Tonight I listened to Gary Stager’s presentation at Learning 2.0 in Shanghai (care of Wes Fryer) just last week. I agreed with MOST of his presentation. He stated that the most important activity the laptop permits is that of construction (creation). It is certainly a very important goal within that environment and, as a social constructivist who has been inspired by the work of David Jonassen, I would agree that this is an important goal in a 1:1 environment.

However, I would say that given today’s super-powered Internet tools and environments, that while we educators have done a fairly good job of fostering the ability to collate, create and construct, we have NOT done such a good job at providing opportunities to communicate and collaborate given a ubiquitous wireless environment which always accompanies a laptop environment. (I realize I somehow left out connect, but that sense is there, I think!)

It drove me CRAZY in the last few years that we would inflict digitally-based projects on our students, they would submit them (often over the built-in email service), we would evaluate them, and poof! that was it, they were gone. Unless the student self-consciously saved their projects themselves, usually the project was doomed to be flushed out at the end of the year because the server space needed reclaiming. No vision for sharing that project with a larger audience or preserving it as a portfolio artifact for the future. No sense of reflection about progress over a period of time. No idea that another audience existed who could benefit from this constructed knowledge.

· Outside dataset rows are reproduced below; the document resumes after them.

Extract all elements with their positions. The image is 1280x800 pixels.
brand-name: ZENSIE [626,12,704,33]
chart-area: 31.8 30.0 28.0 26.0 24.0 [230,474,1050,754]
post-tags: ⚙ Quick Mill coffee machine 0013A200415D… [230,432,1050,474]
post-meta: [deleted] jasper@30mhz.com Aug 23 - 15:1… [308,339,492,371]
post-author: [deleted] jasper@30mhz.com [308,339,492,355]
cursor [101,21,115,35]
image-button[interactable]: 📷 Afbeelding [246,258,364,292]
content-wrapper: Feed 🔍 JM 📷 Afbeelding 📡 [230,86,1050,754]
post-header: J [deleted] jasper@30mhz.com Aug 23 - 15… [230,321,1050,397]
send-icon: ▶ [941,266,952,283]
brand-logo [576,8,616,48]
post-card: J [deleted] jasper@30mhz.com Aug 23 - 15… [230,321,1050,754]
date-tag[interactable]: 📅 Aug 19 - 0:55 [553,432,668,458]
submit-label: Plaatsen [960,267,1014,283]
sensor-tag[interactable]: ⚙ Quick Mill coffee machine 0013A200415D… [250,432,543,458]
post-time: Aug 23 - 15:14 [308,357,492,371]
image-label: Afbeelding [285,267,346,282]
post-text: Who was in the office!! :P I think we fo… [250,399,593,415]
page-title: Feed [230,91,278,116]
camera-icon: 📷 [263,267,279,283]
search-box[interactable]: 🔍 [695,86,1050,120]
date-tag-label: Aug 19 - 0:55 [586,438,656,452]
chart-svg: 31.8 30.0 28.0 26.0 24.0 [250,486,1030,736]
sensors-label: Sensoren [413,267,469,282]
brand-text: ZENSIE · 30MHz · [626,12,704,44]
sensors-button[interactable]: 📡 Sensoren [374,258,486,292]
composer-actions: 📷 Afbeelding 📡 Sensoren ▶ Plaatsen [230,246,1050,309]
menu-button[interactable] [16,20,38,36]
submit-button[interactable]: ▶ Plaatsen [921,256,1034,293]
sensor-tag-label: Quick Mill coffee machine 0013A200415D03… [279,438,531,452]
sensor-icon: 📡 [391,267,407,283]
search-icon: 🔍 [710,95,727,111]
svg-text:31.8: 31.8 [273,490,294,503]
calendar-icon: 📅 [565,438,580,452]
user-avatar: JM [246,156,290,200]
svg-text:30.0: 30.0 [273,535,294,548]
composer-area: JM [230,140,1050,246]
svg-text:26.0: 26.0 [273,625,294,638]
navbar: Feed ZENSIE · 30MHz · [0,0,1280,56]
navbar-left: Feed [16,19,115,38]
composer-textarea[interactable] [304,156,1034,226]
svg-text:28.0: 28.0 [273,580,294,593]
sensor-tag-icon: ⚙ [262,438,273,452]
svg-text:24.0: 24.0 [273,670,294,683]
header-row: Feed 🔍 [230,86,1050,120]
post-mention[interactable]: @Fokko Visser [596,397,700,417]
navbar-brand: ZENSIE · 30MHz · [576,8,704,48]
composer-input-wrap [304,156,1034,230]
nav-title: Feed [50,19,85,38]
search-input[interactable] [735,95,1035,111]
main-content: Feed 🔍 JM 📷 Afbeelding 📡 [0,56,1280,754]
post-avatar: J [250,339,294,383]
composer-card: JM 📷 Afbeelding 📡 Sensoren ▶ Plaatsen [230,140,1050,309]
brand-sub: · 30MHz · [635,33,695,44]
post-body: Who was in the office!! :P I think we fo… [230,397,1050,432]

I also believe there is a great deal of value in socially-constructed knowledge and even better if the collaboration has to include a distance education component to it. Many of our 21st Century learners will have to do this as part of their future education or employment – or just for pleasure.

I would love to hear from other educators about *their* opinions on this issue!

2 thoughts on “The 5 Cs of the 1:1 Laptop Environment

  1. Sharon, thanks for sharing the Learning 2.0 resources (I look forward to hearing Gary’s session) and your thoughts. I cannot imagine working with students where I can not foster an online learning environment and develop objectives for learning that include socially constructed knowledge. I know this is a clichy, however I will keep using it until everyone understands, the walls of the classroom can and should be flattened by using mobile computing, online tools (free) and creative, imaginative curriculum that includes reaching out to a global audience and including them.
    I am struggling in my new position here in the middle east with a school that has facilities but lacks knowledge on how to use 1:1 computing. Like you I have developed many strategies and use ubiquitous computing ideals to support learning initiatives…whereas I can see many of my colleagues are asking the students to put the laptops away because they are a ‘distraction’!!!
    The quest for a rational 1:1 approach continues…or should I say I am driving it along here this year.

  2. Sarah Kaminski says:

    I like the idea of the five Cs of the 1:1 laptop environment. They seem to fit well into Web 2.0 and all of the unique concepts associated with it. The ideas of collaboration and communication are under-stressed in the school systems, and there are such wonderful tools out there to assist with them. The problem seems to lie in getting permission to get to the tools that could be used. Part of the problem could also be teacher’s unfamiliarity with any other type of communication tools other than email. I believe it would be infinitely beneficial to both students and teachers alike to delve into these seemingly neglected concepts of collaboration and communication. If students are exposed to things such as wikis they would be able to use them for the rest of their lives. Instead of trading hundreds of emails, all information could be stored in one convenient location. The possibilities are endless, and the students to which we teach these new ideas would most likely be grateful to know them in the future. There are so many intriguing things that can be done with ubiquitous computing to benefit the 1:1 environment.